< img height="1" width="1" style="display:none" src="https://www.facebook.com/tr?id=1287421804994610&ev=PageView&noscript=1" /> Warum werde ich beim Laufen nicht schneller? Von Experten unterstützte – COOSPO
Zum Inhalt springen

Warum werde ich beim Laufen nicht schneller? Von Experten unterstützte Gründe und Lösungen

von Ruby Choi 28 Jan 2026 0 Kommentare

Es gibt viele Möglichkeiten, die eigenen Fortschritte als Läufer zu überprüfen. Man kann beispielsweise auf das eigene Erschöpfungsgefühl, die Atemfrequenz oder das Trainingspensum achten. Die meisten Läufer konzentrieren sich jedoch auf das Tempo. Schneller zu laufen ist ein wichtiges Ziel, aber nicht immer einfach.

Forschungsergebnisse zeigen sogar, dass es für unseren Körper schwierig sein kann, schneller zu werden. Eine Studie in der Fachzeitschrift Zelle Die Forscher analysierten rund 37.000 Läufe, die mit Fitness-Trackern aufgezeichnet wurden. Sie wollten herausfinden, wie Läufer ihre Geschwindigkeit für unterschiedliche Distanzen wählen und ob diese Geschwindigkeit energieeffizient ist.

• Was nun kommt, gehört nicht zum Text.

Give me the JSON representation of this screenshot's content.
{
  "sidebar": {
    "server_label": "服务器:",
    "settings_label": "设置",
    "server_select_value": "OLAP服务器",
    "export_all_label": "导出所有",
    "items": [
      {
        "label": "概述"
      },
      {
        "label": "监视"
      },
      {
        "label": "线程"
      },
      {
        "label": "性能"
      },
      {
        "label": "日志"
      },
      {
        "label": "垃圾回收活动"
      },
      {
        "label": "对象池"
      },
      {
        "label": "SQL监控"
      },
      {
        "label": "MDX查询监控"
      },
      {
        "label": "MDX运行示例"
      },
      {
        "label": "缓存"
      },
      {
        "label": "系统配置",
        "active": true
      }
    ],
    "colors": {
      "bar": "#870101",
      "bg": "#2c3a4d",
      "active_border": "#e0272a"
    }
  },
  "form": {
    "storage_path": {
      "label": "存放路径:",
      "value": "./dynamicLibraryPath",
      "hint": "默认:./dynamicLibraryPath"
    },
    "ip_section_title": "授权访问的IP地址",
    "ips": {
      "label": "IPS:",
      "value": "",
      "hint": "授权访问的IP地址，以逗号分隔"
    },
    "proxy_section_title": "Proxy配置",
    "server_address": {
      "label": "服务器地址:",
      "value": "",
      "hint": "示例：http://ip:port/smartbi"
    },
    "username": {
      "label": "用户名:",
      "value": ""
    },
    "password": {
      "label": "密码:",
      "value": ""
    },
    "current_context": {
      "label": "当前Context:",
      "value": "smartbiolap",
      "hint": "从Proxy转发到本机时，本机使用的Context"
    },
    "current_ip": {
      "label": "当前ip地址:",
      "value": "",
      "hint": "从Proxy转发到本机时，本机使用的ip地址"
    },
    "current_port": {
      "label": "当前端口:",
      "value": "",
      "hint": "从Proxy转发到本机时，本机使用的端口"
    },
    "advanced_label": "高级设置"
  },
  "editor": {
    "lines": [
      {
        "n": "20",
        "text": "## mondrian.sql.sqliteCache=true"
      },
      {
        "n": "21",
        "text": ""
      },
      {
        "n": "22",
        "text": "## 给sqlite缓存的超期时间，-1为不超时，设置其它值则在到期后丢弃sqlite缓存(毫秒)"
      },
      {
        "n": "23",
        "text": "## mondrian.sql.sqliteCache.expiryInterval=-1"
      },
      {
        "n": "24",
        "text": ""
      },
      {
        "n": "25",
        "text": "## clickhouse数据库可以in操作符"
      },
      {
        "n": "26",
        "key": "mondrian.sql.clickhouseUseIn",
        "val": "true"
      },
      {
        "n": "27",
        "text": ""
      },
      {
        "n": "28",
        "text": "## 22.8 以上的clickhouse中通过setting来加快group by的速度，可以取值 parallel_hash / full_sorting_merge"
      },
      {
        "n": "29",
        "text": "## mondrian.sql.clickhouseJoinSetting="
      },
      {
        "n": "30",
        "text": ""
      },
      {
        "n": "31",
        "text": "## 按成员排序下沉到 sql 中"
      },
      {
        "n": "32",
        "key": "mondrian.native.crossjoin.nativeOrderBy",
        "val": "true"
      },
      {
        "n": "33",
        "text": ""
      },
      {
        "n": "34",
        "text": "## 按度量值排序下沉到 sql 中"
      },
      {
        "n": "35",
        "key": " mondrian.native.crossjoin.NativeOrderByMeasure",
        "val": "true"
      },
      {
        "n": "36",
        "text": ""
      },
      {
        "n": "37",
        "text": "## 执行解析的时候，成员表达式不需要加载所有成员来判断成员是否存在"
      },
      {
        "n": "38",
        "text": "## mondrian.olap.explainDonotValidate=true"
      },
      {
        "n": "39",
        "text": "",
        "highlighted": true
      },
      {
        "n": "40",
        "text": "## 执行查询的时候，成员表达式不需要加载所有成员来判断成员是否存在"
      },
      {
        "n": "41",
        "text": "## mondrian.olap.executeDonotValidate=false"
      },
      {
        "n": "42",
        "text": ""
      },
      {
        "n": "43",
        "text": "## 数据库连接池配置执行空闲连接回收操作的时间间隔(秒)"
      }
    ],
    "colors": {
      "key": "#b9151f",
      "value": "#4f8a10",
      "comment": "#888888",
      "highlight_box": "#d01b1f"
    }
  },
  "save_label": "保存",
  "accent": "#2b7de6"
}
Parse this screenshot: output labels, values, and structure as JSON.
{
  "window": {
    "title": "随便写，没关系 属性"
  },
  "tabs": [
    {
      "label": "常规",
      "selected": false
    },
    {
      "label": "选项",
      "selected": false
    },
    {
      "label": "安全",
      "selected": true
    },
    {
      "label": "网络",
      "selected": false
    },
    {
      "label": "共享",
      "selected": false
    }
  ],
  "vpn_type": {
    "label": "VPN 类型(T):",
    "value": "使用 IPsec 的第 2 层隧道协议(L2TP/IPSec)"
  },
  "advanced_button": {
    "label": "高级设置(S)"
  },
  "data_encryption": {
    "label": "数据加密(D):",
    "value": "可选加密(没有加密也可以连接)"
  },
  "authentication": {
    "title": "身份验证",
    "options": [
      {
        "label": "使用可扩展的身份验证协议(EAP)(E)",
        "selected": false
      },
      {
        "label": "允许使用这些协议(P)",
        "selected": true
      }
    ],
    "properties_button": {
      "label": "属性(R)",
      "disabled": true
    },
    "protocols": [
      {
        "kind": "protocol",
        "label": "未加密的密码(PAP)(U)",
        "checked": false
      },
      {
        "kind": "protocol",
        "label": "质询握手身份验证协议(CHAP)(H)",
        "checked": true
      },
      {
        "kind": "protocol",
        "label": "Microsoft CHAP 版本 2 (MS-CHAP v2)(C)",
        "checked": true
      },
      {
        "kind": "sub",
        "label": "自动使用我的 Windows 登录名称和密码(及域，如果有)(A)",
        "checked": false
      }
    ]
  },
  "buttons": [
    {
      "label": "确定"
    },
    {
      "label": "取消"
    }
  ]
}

Sie fanden heraus, dass Menschen, wie andere Tiere auch, von Natur aus in einem energiesparenden Tempo laufen. Menschen neigen dazu, diese angenehme Geschwindigkeit beizubehalten, egal wie weit sie laufen. Aus evolutionärer Sicht ist das logisch – wir sind darauf ausgelegt, bei der Bewegung so wenig Energie wie möglich zu verbrauchen, sagt Jessica Selinger. Ph.D. , ein Experte für Biomechanik und motorische Kontrolle an der Queens University in Kanada.

Es gibt aber Möglichkeiten, den Körper ein wenig auszutricksen. Selinger schlägt beispielsweise vor, schnellere Musik zu hören, wodurch die Schritte schneller werden können. Auch das Laufen mit schnelleren Freunden kann einen zu mehr Tempo anspornen.

Was könnte Sie also sonst noch daran hindern, Ihre Bestzeit zu laufen? Hier sind die häufigsten Gründe und einige Tipps, die Ihnen helfen, Ihr Tempo zu steigern.

1. Die Geschwindigkeitsblockade: Ihre Workouts sind zu eintönig.

Laut einem Sportphysiologen und Lauftrainer Susan Paul, Wenn du weiterhin auf die gleiche Weise und mit der gleichen Intensität trainierst, wird sich dein Körper irgendwann anpassen und deine Fortschritte werden stagnieren.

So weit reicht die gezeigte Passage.